The other reason was Gloria herself. Bernie had seen her with Mark, how carefully she tended to him, how gently she worked with him. Besides, Mark’s odd fit into the world had been obvious from birth. He had seen that too, and he had watched Gloria work to adjust to Mark’s distinct ways.
So as he pondered what these books and articles on autism were saying about her, he felt himself getting angry. It wasn’t just the baselessness of the refrigerator theory. It was the insult of it. These people—Bettelheim and his colleagues—were falsely accusing his own wife, this marvelous woman who had been giving up everything just to k
eep up with the challenge of Mark, of causing his autism. Over the next days and weeks, this ire chewed on him.
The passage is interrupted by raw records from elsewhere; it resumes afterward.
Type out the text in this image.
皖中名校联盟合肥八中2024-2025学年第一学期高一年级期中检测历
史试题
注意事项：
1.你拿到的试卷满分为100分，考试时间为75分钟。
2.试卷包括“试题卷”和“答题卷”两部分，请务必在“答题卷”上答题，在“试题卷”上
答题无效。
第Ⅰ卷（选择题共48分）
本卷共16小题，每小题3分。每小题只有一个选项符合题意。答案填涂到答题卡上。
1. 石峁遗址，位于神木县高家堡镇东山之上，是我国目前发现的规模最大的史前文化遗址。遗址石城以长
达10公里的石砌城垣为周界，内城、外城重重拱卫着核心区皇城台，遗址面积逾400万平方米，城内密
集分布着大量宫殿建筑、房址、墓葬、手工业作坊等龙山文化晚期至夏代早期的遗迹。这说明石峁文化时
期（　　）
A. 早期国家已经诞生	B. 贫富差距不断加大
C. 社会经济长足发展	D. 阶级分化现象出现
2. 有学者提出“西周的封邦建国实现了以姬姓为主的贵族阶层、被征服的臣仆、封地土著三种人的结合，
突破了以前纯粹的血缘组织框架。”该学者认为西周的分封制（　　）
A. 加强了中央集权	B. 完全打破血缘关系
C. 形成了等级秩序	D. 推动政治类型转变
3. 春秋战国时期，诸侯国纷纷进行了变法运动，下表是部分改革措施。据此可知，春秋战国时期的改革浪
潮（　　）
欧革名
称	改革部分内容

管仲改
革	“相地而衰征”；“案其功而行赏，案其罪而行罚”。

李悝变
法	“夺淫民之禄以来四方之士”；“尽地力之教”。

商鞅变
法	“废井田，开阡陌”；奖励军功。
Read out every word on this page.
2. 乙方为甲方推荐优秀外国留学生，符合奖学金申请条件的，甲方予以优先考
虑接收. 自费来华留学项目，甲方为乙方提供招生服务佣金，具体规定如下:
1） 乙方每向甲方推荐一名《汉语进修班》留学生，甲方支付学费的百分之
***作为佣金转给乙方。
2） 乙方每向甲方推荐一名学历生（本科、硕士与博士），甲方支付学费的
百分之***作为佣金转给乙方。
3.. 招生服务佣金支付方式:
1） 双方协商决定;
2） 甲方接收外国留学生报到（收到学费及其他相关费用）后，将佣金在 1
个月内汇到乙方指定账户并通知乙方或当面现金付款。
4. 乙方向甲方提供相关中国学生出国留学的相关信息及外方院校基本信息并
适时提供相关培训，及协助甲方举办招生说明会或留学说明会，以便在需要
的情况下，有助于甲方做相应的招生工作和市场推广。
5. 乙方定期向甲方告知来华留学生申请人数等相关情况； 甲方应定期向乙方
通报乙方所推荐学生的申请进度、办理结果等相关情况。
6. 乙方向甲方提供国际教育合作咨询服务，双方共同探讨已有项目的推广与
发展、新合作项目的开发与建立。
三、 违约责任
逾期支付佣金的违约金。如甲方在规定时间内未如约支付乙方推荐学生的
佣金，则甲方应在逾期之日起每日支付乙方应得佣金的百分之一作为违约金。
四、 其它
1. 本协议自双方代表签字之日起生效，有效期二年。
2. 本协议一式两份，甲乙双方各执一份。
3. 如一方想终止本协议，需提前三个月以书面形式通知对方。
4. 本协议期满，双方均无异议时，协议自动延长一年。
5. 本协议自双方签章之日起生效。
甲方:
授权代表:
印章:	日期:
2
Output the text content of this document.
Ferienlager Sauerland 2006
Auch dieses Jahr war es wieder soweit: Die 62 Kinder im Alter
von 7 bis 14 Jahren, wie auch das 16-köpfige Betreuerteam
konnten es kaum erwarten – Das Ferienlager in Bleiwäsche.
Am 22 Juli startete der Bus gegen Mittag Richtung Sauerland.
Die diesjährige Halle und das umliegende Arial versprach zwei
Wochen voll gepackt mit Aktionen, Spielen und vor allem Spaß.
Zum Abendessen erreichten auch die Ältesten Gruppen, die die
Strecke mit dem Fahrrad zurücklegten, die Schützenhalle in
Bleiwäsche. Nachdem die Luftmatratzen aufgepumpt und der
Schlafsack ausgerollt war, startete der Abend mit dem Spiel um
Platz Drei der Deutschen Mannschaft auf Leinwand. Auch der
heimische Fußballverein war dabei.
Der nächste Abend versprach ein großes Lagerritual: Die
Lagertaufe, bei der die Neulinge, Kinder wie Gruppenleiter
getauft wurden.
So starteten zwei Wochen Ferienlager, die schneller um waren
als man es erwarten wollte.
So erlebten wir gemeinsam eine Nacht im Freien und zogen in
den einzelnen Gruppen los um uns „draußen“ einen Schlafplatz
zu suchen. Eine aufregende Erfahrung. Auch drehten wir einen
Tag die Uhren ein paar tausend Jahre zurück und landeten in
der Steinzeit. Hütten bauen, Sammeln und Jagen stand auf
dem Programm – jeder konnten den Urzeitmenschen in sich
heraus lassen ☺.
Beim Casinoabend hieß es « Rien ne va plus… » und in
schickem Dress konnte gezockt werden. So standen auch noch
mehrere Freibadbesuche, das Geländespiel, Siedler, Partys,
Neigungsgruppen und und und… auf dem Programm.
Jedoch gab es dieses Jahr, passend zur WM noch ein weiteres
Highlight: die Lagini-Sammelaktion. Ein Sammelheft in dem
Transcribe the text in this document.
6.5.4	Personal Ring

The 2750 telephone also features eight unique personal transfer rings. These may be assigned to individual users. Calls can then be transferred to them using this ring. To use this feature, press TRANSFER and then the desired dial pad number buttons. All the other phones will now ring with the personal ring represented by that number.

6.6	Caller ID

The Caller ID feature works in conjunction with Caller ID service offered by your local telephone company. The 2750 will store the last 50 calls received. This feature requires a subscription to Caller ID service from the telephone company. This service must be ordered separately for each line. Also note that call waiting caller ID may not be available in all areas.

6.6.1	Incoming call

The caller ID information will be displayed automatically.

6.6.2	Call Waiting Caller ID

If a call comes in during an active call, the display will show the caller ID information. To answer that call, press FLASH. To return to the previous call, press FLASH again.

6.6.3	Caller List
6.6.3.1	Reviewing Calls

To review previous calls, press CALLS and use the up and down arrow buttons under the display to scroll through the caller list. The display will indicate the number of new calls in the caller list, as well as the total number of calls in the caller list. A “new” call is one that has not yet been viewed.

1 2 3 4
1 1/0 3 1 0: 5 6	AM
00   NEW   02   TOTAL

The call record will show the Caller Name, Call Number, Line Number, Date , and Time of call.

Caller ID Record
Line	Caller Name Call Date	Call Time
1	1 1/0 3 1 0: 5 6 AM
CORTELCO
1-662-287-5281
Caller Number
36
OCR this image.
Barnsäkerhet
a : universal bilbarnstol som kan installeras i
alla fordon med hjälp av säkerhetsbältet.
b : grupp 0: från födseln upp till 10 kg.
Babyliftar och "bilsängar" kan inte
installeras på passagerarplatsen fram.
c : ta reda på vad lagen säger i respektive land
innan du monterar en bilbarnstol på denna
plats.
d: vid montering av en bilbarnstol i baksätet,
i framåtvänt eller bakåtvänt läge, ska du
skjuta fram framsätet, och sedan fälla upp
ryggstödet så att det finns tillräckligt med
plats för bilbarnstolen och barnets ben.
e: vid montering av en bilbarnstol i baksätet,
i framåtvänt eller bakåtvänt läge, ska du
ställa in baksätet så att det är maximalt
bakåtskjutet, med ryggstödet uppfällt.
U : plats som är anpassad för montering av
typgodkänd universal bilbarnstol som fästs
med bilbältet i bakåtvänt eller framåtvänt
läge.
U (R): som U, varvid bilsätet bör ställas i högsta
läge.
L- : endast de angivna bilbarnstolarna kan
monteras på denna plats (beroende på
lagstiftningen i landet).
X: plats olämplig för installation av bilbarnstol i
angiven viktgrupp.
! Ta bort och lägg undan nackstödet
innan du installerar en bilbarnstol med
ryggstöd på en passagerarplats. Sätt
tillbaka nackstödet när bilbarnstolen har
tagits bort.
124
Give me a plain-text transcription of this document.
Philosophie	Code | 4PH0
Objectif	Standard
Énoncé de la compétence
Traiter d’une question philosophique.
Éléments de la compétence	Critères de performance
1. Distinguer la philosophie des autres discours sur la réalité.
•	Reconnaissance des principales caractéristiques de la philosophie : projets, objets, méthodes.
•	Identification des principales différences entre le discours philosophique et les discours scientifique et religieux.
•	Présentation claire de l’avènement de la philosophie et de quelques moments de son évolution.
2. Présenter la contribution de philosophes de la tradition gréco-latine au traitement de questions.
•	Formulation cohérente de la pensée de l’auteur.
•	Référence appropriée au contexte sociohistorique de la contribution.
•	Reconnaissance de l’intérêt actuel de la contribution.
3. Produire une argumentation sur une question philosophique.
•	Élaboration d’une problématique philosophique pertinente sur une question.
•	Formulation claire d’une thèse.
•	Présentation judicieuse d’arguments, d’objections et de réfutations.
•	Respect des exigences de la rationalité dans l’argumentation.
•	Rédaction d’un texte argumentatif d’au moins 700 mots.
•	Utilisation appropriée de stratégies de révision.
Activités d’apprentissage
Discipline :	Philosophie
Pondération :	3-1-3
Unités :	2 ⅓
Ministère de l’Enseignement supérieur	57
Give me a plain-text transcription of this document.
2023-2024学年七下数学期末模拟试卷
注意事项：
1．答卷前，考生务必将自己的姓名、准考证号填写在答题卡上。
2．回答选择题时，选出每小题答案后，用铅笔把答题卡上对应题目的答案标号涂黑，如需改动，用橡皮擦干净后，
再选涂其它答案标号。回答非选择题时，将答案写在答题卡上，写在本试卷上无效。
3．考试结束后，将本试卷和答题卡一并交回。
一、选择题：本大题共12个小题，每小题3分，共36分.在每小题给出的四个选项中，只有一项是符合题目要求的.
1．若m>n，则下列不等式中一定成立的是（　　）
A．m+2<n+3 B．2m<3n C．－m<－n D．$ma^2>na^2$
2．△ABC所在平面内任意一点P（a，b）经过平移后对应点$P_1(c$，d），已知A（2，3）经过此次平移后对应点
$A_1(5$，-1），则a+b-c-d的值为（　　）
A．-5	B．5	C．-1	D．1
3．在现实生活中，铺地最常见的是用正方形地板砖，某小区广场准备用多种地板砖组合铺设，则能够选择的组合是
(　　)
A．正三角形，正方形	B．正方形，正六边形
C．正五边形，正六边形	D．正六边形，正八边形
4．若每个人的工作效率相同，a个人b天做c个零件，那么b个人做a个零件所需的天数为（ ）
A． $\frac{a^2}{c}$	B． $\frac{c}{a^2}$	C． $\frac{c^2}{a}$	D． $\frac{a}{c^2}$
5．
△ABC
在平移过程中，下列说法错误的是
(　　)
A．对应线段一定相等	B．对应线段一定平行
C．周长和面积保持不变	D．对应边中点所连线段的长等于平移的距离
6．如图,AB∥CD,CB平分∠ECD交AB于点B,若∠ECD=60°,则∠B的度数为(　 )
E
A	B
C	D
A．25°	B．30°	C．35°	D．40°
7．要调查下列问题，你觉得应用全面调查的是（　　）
But at the same time, it awakened something in him: a resolve to clear Gloria’s name, and that of all the other mothers so ridiculously and scandalously accused. In the coming years, the quiet, clean-cut, bookish man he had always been—just Bernie—would be replaced, little by little, by Rimland, the man with the big beard, the dominating presence, and the uncompromising personality: the agitator, the advocate, and the instigator.
Rimland always thought of autism itself as his primary enemy, as a foreign entity that needed to be defeated. But his war against autism necessitated a campaign against conventional thinking and those who espoused it.
In the beginning, this meant taking on the denizens of the psychiatric profession who saw mothers as the cause of autism. But in order to prove them wrong, he would need ammunition.
In 1958, Rimland set out to get his hands on every published report, every study, every case history in existence that even hinted at autism. He did this at night, on weekends, and between giving IQ tests to sailors while he was traveling. The information he needed was scattered all over the place in various books, journals, and libraries around the United States. As much as he could, he went to these places himself, relying on his handwritten notes and his own near-photographic memory, because photocopying was prohibitively expensive.
Rimland also wrote letters to investigators he could not meet in person, mailing them off to New York, London, and Amsterdam, soliciting details on their unpublished cases and seeking leads to other write-ups by other researchers that he might have overlooked. No one had done this before—pulled together all the reported cases of autism to create and analyze a profile of this little-known condition. He devoted more than two years to this search, until he was convinced there probably was not a single reported case of autism out there that he had missed. Altogether, he found somewhere in the region of 230 cases written up in some detail. Then he started reading.